Umfang des rechtlichen Gehörs im Zivilverfahren

Die Gerichte sind nach Art. 103 Abs. 1 GG verpflichtet, das Vorbringen der Parteien zur Kenntnis zu nehmen und in Erwägung zu ziehen. Hingegen ist es nicht erforderlich, alle Einzelpunkte des Parteivortrages ausdrücklich zu bescheiden und sich mit jeder dort dargelegten Erwägung einzeln argumentativ auseinanderzusetzen.

Normenkette:

GG Art. 103 Abs. 1 ; ZPO § 321a ;

Gründe:

Die Anhörungsrüge ist jedenfalls unbegründet.
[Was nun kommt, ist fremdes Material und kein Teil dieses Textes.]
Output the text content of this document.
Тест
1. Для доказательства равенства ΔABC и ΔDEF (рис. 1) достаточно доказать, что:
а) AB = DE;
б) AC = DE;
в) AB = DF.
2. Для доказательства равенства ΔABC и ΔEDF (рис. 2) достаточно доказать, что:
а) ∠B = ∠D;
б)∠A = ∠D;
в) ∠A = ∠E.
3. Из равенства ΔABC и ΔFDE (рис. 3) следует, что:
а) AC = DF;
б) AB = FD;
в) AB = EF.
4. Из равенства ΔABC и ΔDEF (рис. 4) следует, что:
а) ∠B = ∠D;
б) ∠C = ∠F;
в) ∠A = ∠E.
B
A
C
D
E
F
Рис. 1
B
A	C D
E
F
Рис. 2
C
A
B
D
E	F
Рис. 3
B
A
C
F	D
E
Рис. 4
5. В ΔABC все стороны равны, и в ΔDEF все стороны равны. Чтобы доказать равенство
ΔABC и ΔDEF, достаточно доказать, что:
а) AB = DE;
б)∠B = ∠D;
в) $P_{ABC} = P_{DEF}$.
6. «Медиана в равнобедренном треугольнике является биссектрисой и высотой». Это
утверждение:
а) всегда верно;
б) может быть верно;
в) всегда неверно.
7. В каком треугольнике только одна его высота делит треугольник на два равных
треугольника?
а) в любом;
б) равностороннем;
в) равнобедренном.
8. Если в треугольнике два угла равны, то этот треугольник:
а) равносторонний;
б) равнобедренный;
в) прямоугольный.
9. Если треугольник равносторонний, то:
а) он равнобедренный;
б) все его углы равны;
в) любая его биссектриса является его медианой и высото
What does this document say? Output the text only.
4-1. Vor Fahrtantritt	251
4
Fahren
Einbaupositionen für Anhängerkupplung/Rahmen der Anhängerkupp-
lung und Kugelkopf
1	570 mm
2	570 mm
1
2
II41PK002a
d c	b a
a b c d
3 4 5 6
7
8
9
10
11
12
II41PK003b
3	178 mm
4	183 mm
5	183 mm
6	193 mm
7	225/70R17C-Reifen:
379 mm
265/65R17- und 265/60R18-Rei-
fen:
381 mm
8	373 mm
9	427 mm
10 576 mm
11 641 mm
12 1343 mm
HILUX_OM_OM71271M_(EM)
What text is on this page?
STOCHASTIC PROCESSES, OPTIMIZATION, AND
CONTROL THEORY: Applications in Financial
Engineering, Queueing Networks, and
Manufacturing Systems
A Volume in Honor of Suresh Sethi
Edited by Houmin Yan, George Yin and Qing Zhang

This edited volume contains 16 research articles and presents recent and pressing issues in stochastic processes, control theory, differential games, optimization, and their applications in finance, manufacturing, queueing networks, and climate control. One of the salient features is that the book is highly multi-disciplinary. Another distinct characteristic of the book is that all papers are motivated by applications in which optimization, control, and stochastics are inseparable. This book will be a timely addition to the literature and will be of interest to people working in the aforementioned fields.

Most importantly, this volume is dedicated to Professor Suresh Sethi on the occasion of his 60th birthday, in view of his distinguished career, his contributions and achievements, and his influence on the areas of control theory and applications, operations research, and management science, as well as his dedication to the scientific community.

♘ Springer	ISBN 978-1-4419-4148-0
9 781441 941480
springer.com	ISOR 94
Die Gerichte sind nach Art. 103 Abs. 1 GG verpflichtet, das Vorbringen der Parteien zur Kenntnis zu nehmen und in Erwägung zu ziehen. Hingegen ist es nicht erforderlich, alle Einzelpunkte des Parteivortrages ausdrücklich zu bescheiden und sich mit jeder dort dargelegten Erwägung einzeln argumentativ auseinanderzusetzen (BVerfGE 96, 205 , 216 f.). Der Senat hat in dem Beschluss vom 25. Oktober 2007 das Vorbringen des Beschwerdeführers seinem ganzen Inhalt nach zur Kenntnis genommen und überprüft, ob die von ihm eingelegte Rechtsbeschwerde statthaft ist. Er hat die Statthaftigkeit verneint und dem Beschluss eine Begründung beigefügt, die die hierfür maßgeblichen Gesichtspunkte aufzeigt. Eine Verletzung des rechtlichen Gehörs des Beschwerdeführers liegt demnach nicht vor. Für einen rechtlichen Hinweis zu dem Inhalt der beabsichtigten Sachentscheidung bestand kein Anlass. Es lag von vorneherein auf der Hand, dass die Statthaftigkeit der eingelegten Rechtsbeschwerde nach § 522 Abs. 1 Satz 4 ZPO zweifelhaft war, weil in dem angegriffenen Beschluss die Anschlussberufung nicht als unzulässig verworfen worden war. Demzufolge hatte der Beschwerdeführer zu dieser Frage auch bereits vorgetragen.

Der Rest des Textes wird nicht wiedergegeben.